The enmity between the Egyptian state and the country’s ultras — organised, hardened groups of passionate fans, such as the White Knights — runs deep. In the 2011 revolution that overthrew the dictatorship of Hosni Mubarak, ultras from both Zamalek and arch-rival Al Ahly had declared a truce and formed the front-ranks of the protesters in Tahrir Square, manning its battle lines and clashing with security forces and pro-Mubarak thugs.

Well before Mubarak’s ouster, ultras chanted anti-regime songs at stadiums, which became spaces for angry displays of dissent in what was an otherwise stifling, authoritarian environment. The fanaticism an ultra has for his team and the sense of solidarity he shares with his fellow fans lends itself well to political mobilisation.

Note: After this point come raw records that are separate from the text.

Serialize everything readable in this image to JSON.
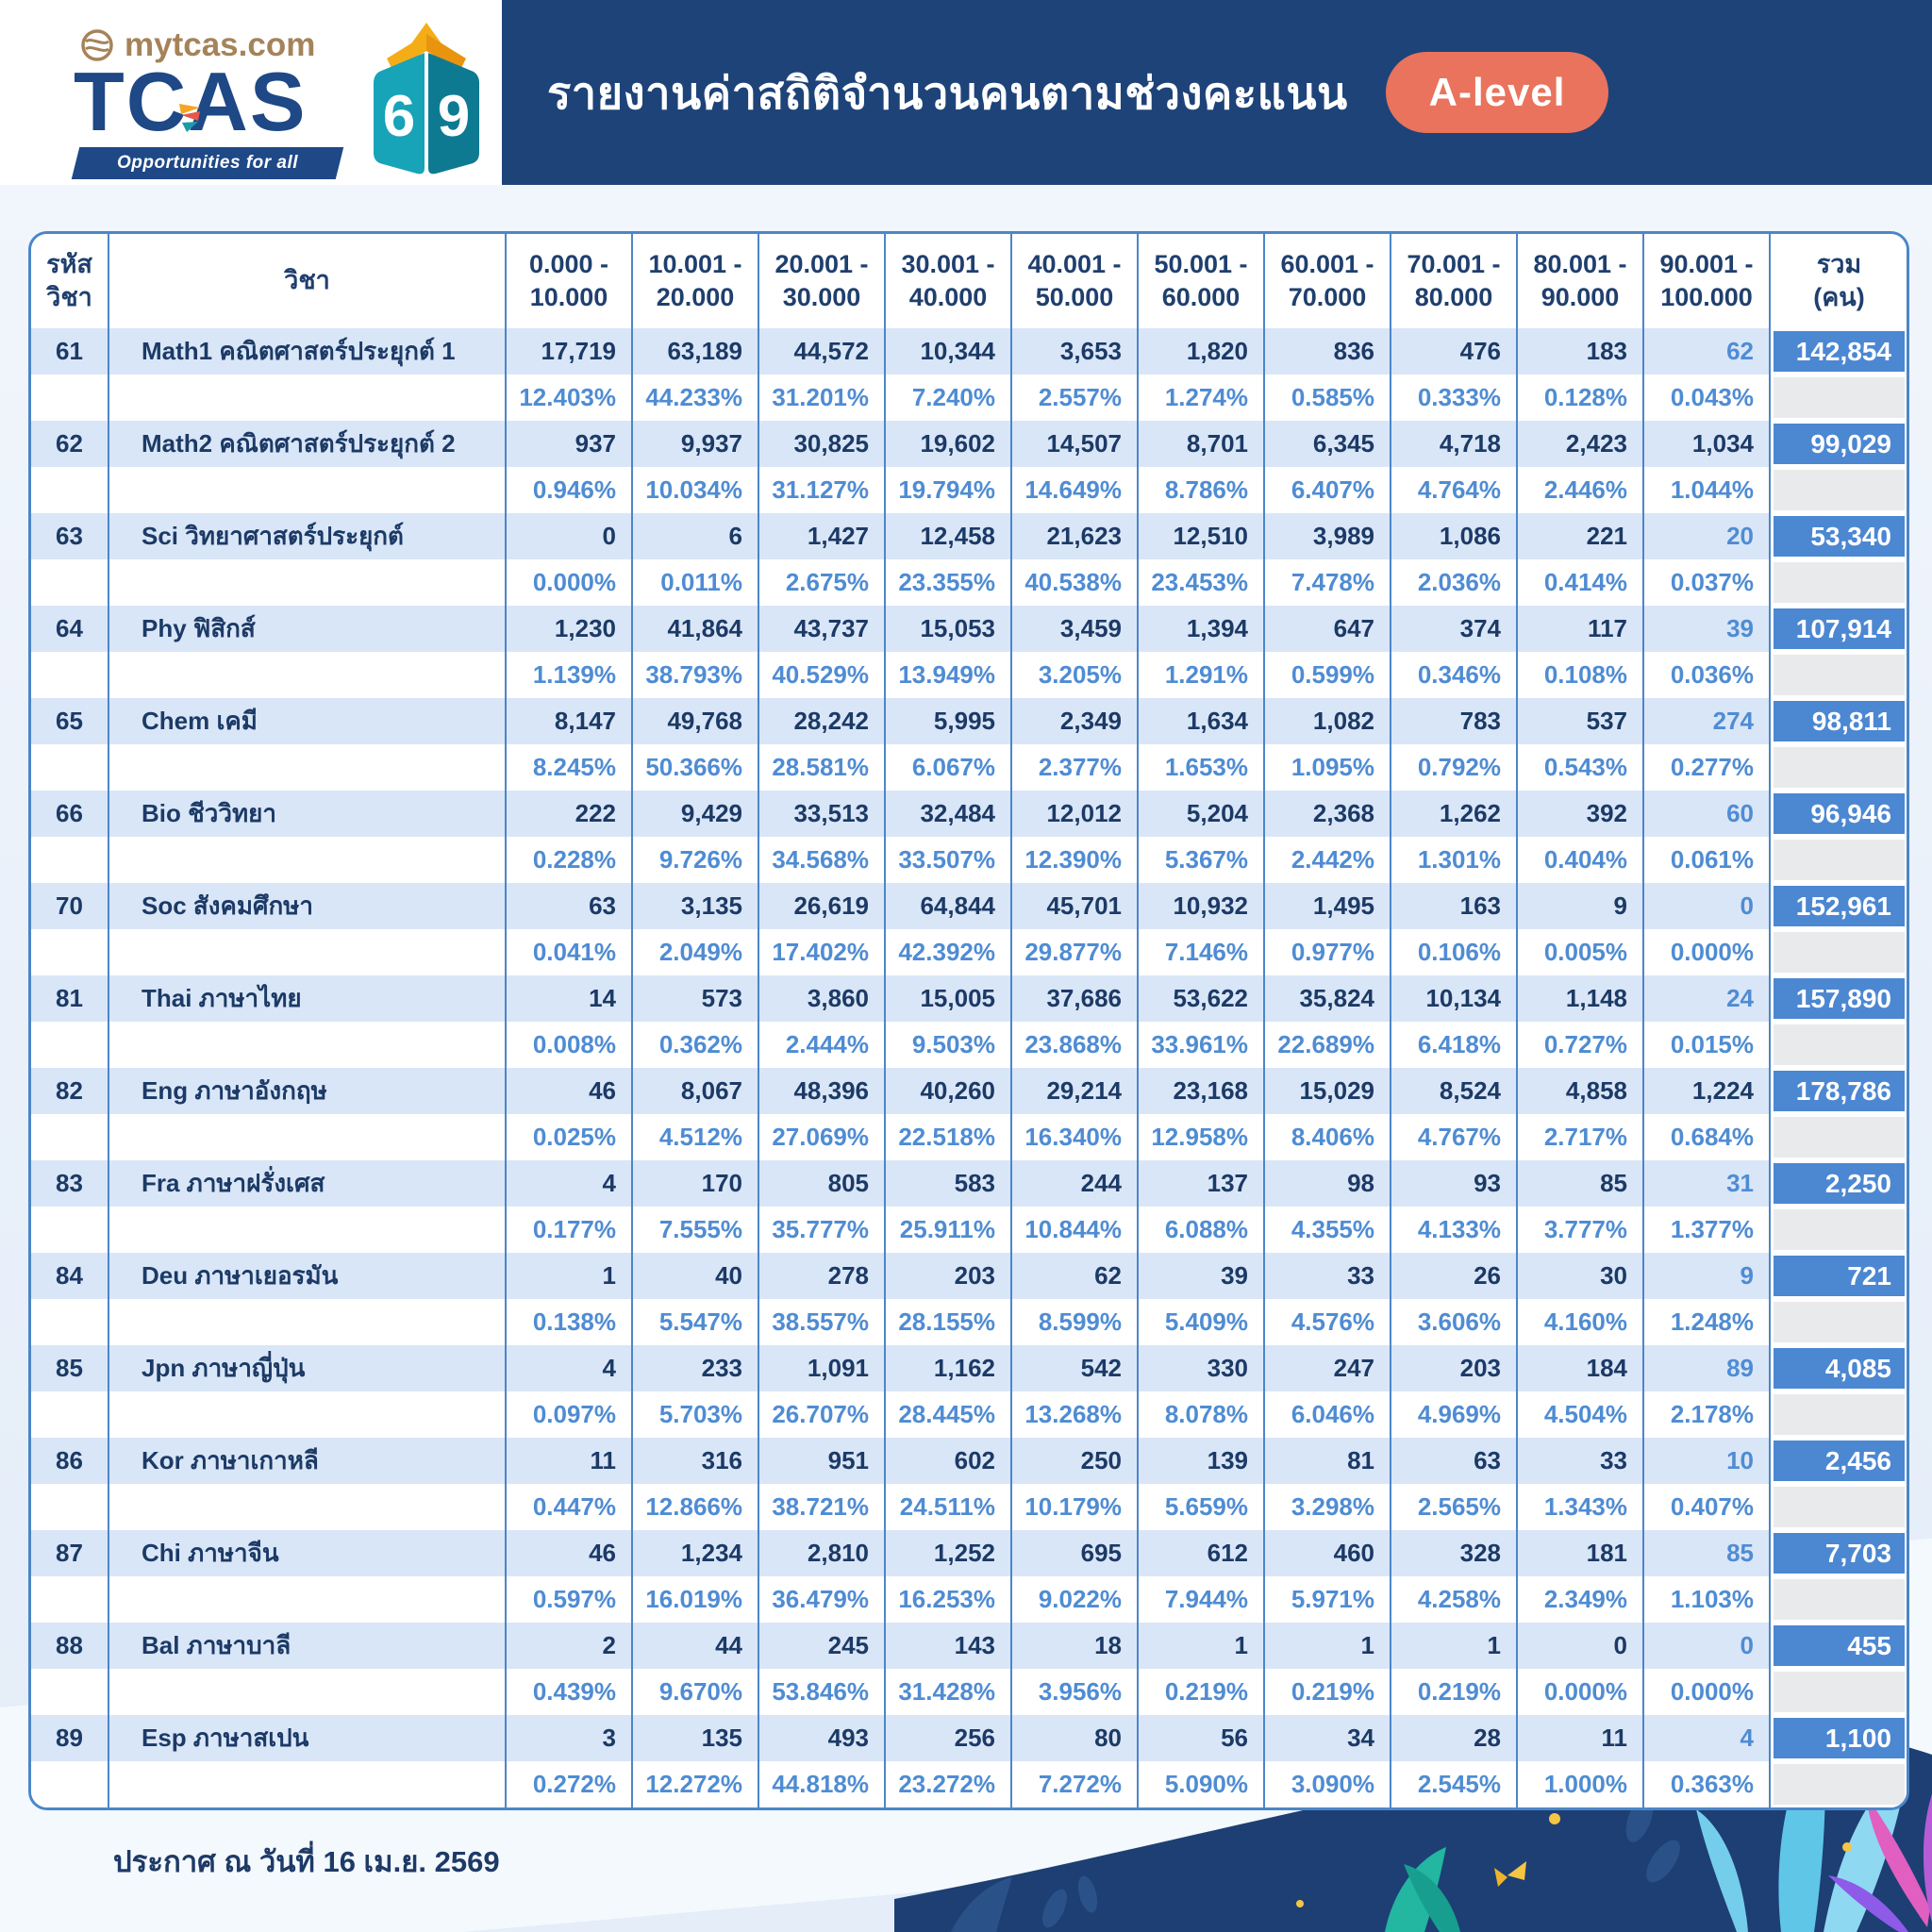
{
  "brand": {
    "site": "mytcas.com",
    "logo_text": "TCAS",
    "tagline": "Opportunities for all",
    "book_left_digit": "6",
    "book_right_digit": "9"
  },
  "header": {
    "title": "รายงานค่าสถิติจำนวนคนตามช่วงคะแนน",
    "badge": "A-level"
  },
  "table": {
    "header": {
      "code": [
        "รหัส",
        "วิชา"
      ],
      "subject": "วิชา",
      "ranges": [
        [
          "0.000 -",
          "10.000"
        ],
        [
          "10.001 -",
          "20.000"
        ],
        [
          "20.001 -",
          "30.000"
        ],
        [
          "30.001 -",
          "40.000"
        ],
        [
          "40.001 -",
          "50.000"
        ],
        [
          "50.001 -",
          "60.000"
        ],
        [
          "60.001 -",
          "70.000"
        ],
        [
          "70.001 -",
          "80.000"
        ],
        [
          "80.001 -",
          "90.000"
        ],
        [
          "90.001 -",
          "100.000"
        ]
      ],
      "total": [
        "รวม",
        "(คน)"
      ]
    },
    "rows": [
      {
        "code": "61",
        "subject": "Math1 คณิตศาสตร์ประยุกต์ 1",
        "counts": [
          "17,719",
          "63,189",
          "44,572",
          "10,344",
          "3,653",
          "1,820",
          "836",
          "476",
          "183",
          "62"
        ],
        "percents": [
          "12.403%",
          "44.233%",
          "31.201%",
          "7.240%",
          "2.557%",
          "1.274%",
          "0.585%",
          "0.333%",
          "0.128%",
          "0.043%"
        ],
        "total": "142,854"
      },
      {
        "code": "62",
        "subject": "Math2 คณิตศาสตร์ประยุกต์ 2",
        "counts": [
          "937",
          "9,937",
          "30,825",
          "19,602",
          "14,507",
          "8,701",
          "6,345",
          "4,718",
          "2,423",
          "1,034"
        ],
        "percents": [
          "0.946%",
          "10.034%",
          "31.127%",
          "19.794%",
          "14.649%",
          "8.786%",
          "6.407%",
          "4.764%",
          "2.446%",
          "1.044%"
        ],
        "total": "99,029"
      },
      {
        "code": "63",
        "subject": "Sci วิทยาศาสตร์ประยุกต์",
        "counts": [
          "0",
          "6",
          "1,427",
          "12,458",
          "21,623",
          "12,510",
          "3,989",
          "1,086",
          "221",
          "20"
        ],
        "percents": [
          "0.000%",
          "0.011%",
          "2.675%",
          "23.355%",
          "40.538%",
          "23.453%",
          "7.478%",
          "2.036%",
          "0.414%",
          "0.037%"
        ],
        "total": "53,340"
      },
      {
        "code": "64",
        "subject": "Phy ฟิสิกส์",
        "counts": [
          "1,230",
          "41,864",
          "43,737",
          "15,053",
          "3,459",
          "1,394",
          "647",
          "374",
          "117",
          "39"
        ],
        "percents": [
          "1.139%",
          "38.793%",
          "40.529%",
          "13.949%",
          "3.205%",
          "1.291%",
          "0.599%",
          "0.346%",
          "0.108%",
          "0.036%"
        ],
        "total": "107,914"
      },
      {
        "code": "65",
        "subject": "Chem เคมี",
        "counts": [
          "8,147",
          "49,768",
          "28,242",
          "5,995",
          "2,349",
          "1,634",
          "1,082",
          "783",
          "537",
          "274"
        ],
        "percents": [
          "8.245%",
          "50.366%",
          "28.581%",
          "6.067%",
          "2.377%",
          "1.653%",
          "1.095%",
          "0.792%",
          "0.543%",
          "0.277%"
        ],
        "total": "98,811"
      },
      {
        "code": "66",
        "subject": "Bio ชีววิทยา",
        "counts": [
          "222",
          "9,429",
          "33,513",
          "32,484",
          "12,012",
          "5,204",
          "2,368",
          "1,262",
          "392",
          "60"
        ],
        "percents": [
          "0.228%",
          "9.726%",
          "34.568%",
          "33.507%",
          "12.390%",
          "5.367%",
          "2.442%",
          "1.301%",
          "0.404%",
          "0.061%"
        ],
        "total": "96,946"
      },
      {
        "code": "70",
        "subject": "Soc สังคมศึกษา",
        "counts": [
          "63",
          "3,135",
          "26,619",
          "64,844",
          "45,701",
          "10,932",
          "1,495",
          "163",
          "9",
          "0"
        ],
        "percents": [
          "0.041%",
          "2.049%",
          "17.402%",
          "42.392%",
          "29.877%",
          "7.146%",
          "0.977%",
          "0.106%",
          "0.005%",
          "0.000%"
        ],
        "total": "152,961"
      },
      {
        "code": "81",
        "subject": "Thai ภาษาไทย",
        "counts": [
          "14",
          "573",
          "3,860",
          "15,005",
          "37,686",
          "53,622",
          "35,824",
          "10,134",
          "1,148",
          "24"
        ],
        "percents": [
          "0.008%",
          "0.362%",
          "2.444%",
          "9.503%",
          "23.868%",
          "33.961%",
          "22.689%",
          "6.418%",
          "0.727%",
          "0.015%"
        ],
        "total": "157,890"
      },
      {
        "code": "82",
        "subject": "Eng ภาษาอังกฤษ",
        "counts": [
          "46",
          "8,067",
          "48,396",
          "40,260",
          "29,214",
          "23,168",
          "15,029",
          "8,524",
          "4,858",
          "1,224"
        ],
        "percents": [
          "0.025%",
          "4.512%",
          "27.069%",
          "22.518%",
          "16.340%",
          "12.958%",
          "8.406%",
          "4.767%",
          "2.717%",
          "0.684%"
        ],
        "total": "178,786"
      },
      {
        "code": "83",
        "subject": "Fra ภาษาฝรั่งเศส",
        "counts": [
          "4",
          "170",
          "805",
          "583",
          "244",
          "137",
          "98",
          "93",
          "85",
          "31"
        ],
        "percents": [
          "0.177%",
          "7.555%",
          "35.777%",
          "25.911%",
          "10.844%",
          "6.088%",
          "4.355%",
          "4.133%",
          "3.777%",
          "1.377%"
        ],
        "total": "2,250"
      },
      {
        "code": "84",
        "subject": "Deu ภาษาเยอรมัน",
        "counts": [
          "1",
          "40",
          "278",
          "203",
          "62",
          "39",
          "33",
          "26",
          "30",
          "9"
        ],
        "percents": [
          "0.138%",
          "5.547%",
          "38.557%",
          "28.155%",
          "8.599%",
          "5.409%",
          "4.576%",
          "3.606%",
          "4.160%",
          "1.248%"
        ],
        "total": "721"
      },
      {
        "code": "85",
        "subject": "Jpn ภาษาญี่ปุ่น",
        "counts": [
          "4",
          "233",
          "1,091",
          "1,162",
          "542",
          "330",
          "247",
          "203",
          "184",
          "89"
        ],
        "percents": [
          "0.097%",
          "5.703%",
          "26.707%",
          "28.445%",
          "13.268%",
          "8.078%",
          "6.046%",
          "4.969%",
          "4.504%",
          "2.178%"
        ],
        "total": "4,085"
      },
      {
        "code": "86",
        "subject": "Kor ภาษาเกาหลี",
        "counts": [
          "11",
          "316",
          "951",
          "602",
          "250",
          "139",
          "81",
          "63",
          "33",
          "10"
        ],
        "percents": [
          "0.447%",
          "12.866%",
          "38.721%",
          "24.511%",
          "10.179%",
          "5.659%",
          "3.298%",
          "2.565%",
          "1.343%",
          "0.407%"
        ],
        "total": "2,456"
      },
      {
        "code": "87",
        "subject": "Chi ภาษาจีน",
        "counts": [
          "46",
          "1,234",
          "2,810",
          "1,252",
          "695",
          "612",
          "460",
          "328",
          "181",
          "85"
        ],
        "percents": [
          "0.597%",
          "16.019%",
          "36.479%",
          "16.253%",
          "9.022%",
          "7.944%",
          "5.971%",
          "4.258%",
          "2.349%",
          "1.103%"
        ],
        "total": "7,703"
      },
      {
        "code": "88",
        "subject": "Bal ภาษาบาลี",
        "counts": [
          "2",
          "44",
          "245",
          "143",
          "18",
          "1",
          "1",
          "1",
          "0",
          "0"
        ],
        "percents": [
          "0.439%",
          "9.670%",
          "53.846%",
          "31.428%",
          "3.956%",
          "0.219%",
          "0.219%",
          "0.219%",
          "0.000%",
          "0.000%"
        ],
        "total": "455"
      },
      {
        "code": "89",
        "subject": "Esp ภาษาสเปน",
        "counts": [
          "3",
          "135",
          "493",
          "256",
          "80",
          "56",
          "34",
          "28",
          "11",
          "4"
        ],
        "percents": [
          "0.272%",
          "12.272%",
          "44.818%",
          "23.272%",
          "7.272%",
          "5.090%",
          "3.090%",
          "2.545%",
          "1.000%",
          "0.363%"
        ],
        "total": "1,100"
      }
    ]
  },
  "footer": {
    "announcement": "ประกาศ ณ วันที่ 16 เม.ย. 2569"
  },
  "colors": {
    "header_navy": "#1e4379",
    "badge_coral": "#e9735c",
    "table_line_blue": "#4c86c8",
    "count_row_bg": "#d9e6f7",
    "dark_text": "#1c3a66",
    "percent_blue": "#4f8cd3",
    "total_cell_bg": "#4c87d2",
    "logo_navy": "#1e4886",
    "logo_brown": "#a5835a",
    "book_yellow": "#f5ad17",
    "book_teal": "#17a3b8"
  }
}
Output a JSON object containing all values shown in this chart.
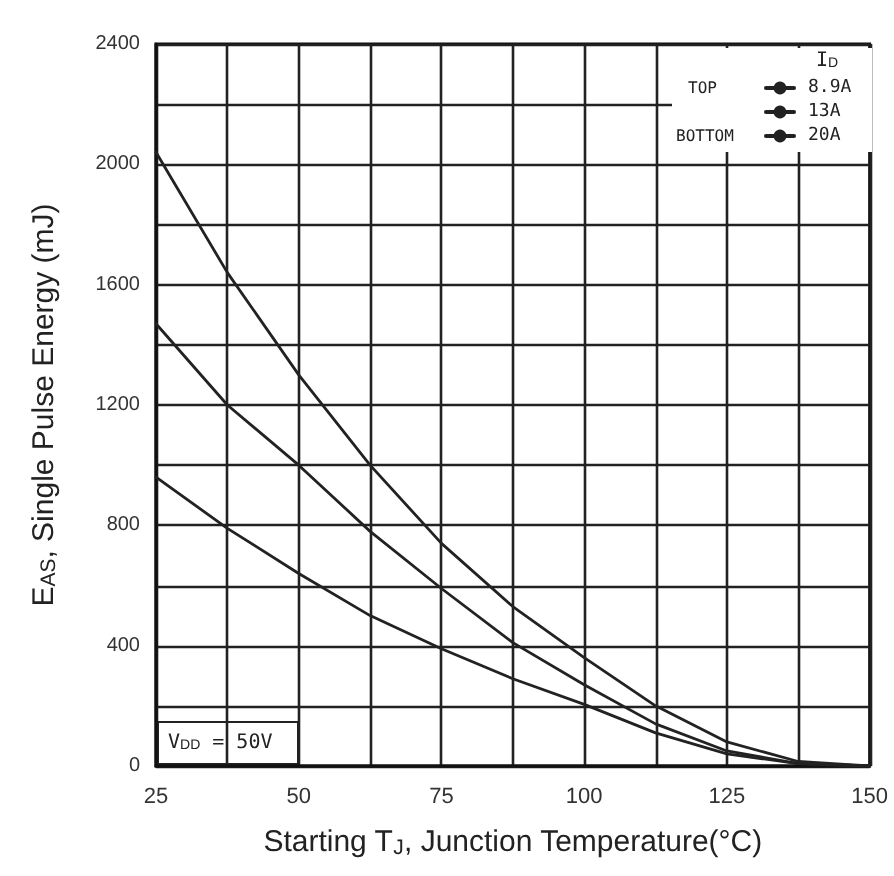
{
  "chart_data": {
    "type": "line",
    "xlabel": "Starting T$_{J}$, Junction Temperature(°C)",
    "ylabel": "E$_{AS}$, Single Pulse Energy (mJ)",
    "legend_title": "I$_{D}$",
    "x": [
      25,
      37.5,
      50,
      62.5,
      75,
      87.5,
      100,
      112.5,
      125,
      137.5,
      150
    ],
    "series": [
      {
        "name": "8.9A",
        "color": "#222222",
        "values": [
          2040,
          1640,
          1300,
          1000,
          740,
          530,
          360,
          200,
          80,
          15,
          0
        ]
      },
      {
        "name": "13A",
        "color": "#222222",
        "values": [
          1470,
          1200,
          1000,
          780,
          590,
          410,
          270,
          140,
          50,
          8,
          0
        ]
      },
      {
        "name": "20A",
        "color": "#222222",
        "values": [
          960,
          790,
          640,
          500,
          390,
          290,
          205,
          110,
          40,
          8,
          0
        ]
      }
    ],
    "annotations": [
      "TOP",
      "BOTTOM",
      "V$_{DD}$ = 50V"
    ],
    "xlim": [
      25,
      150
    ],
    "xticks": [
      25,
      {
        "value": 37.5,
        "label": null
      },
      50,
      {
        "value": 62.5,
        "label": null
      },
      75,
      {
        "value": 87.5,
        "label": null
      },
      100,
      {
        "value": 112.5,
        "label": null
      },
      125,
      {
        "value": 137.5,
        "label": null
      },
      150
    ],
    "ylim": [
      0,
      2400
    ],
    "yticks": [
      0,
      {
        "value": 200,
        "label": null
      },
      400,
      {
        "value": 600,
        "label": null
      },
      800,
      {
        "value": 1000,
        "label": null
      },
      1200,
      {
        "value": 1400,
        "label": null
      },
      1600,
      {
        "value": 1800,
        "label": null
      },
      2000,
      {
        "value": 2200,
        "label": null
      },
      2400
    ],
    "grid": true,
    "legend": "top right",
    "marker": "none",
    "line_style": "solid"
  }
}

One Ahlawy ultra — a fan of Al Ahly — explained to a GQ reporter the vital role the ultras played in enabling the revolution:

“The whole concept of any independent organisation didn’t exist, no unions, no political parties. Nothing was organised. And then we started to organise football ultras,” the ultra, named Assad, said. “They feared us. It wasn’t just supporting a team; we were fighting the police, fighting the government, fighting for our rights. Of course, I don’t want to say we were solely responsible for bringing down Mubarak,” he adds.

“But our role was to make people dream, letting them know if a cop hits you, you can hit them back. During the revolution, there was the Muslim Brotherhood, the activists and us, the Ultras. That’s it.”

The gruesome 2012 disaster in Port Said when crowd violence and conspicuously poor policing led to 72 fans, many of them Ahlawy members, dying, highlighted the tension between these groups and the state. At the time, Al Ahly’s ultras issued a statement saying the incident showed how Egypt’s interim military rulers wanted “to punish us and execute us for our participation in the revolution against suppression.”

A government-ordered ban on fans attending matches was just lifted this year, but it’s likely to be reimposed after the latest violence.

There are differing views on the politics of Egypt’s ultras, which can be loosely described as anti-establishment if not outright anarchist. Many come from humble, working-class origins but not all.

Like their equivalents in Europe, the ultras are often described in the media and by figures in power as hooligans, looking to stir senseless trouble. Some regime loyalists have attempted to paint them as a front for the now-outlawed Muslim Brotherhood — a claim that speaks less of the soccer fans’ Islamist leanings than it does of the climate of repression currently in place in Egypt.

Al Ahly and Zamalek are Egypt’s two biggest teams and the clubs are veritable national institutions; their top executives often are closely linked with the country’s governing status quo. Zamalek President Mortada Mansour, a Mubarak-era official now allied with Egypt’s President Abdel Fattah al-Sissi, has spent much of the past year trying to get the White Knights listed as a terror organisation.

White Knight ultras had stormed Zamalek’s club last August, calling on Mansour’s resignation. Twenty members of the group were sentenced to several years in prison last month. The group has labeled Mansour “the regime’s dog”.

Egypt is hardly the only country with a culture of ultras; the Egyptian strain has largely been borrowed from countries like Italy and Serbia. Ultra groups exist across southern and eastern Europe, sometimes representing the far-fringes of the political spectrum.

But amid Egypt’s polarised politics, where the powers-that-be have been cracking down on dissent, the die-hard ultras play an increasingly important role. As the tragic scenes this weekend make all too clear, soccer in Egypt is about much more than just a game.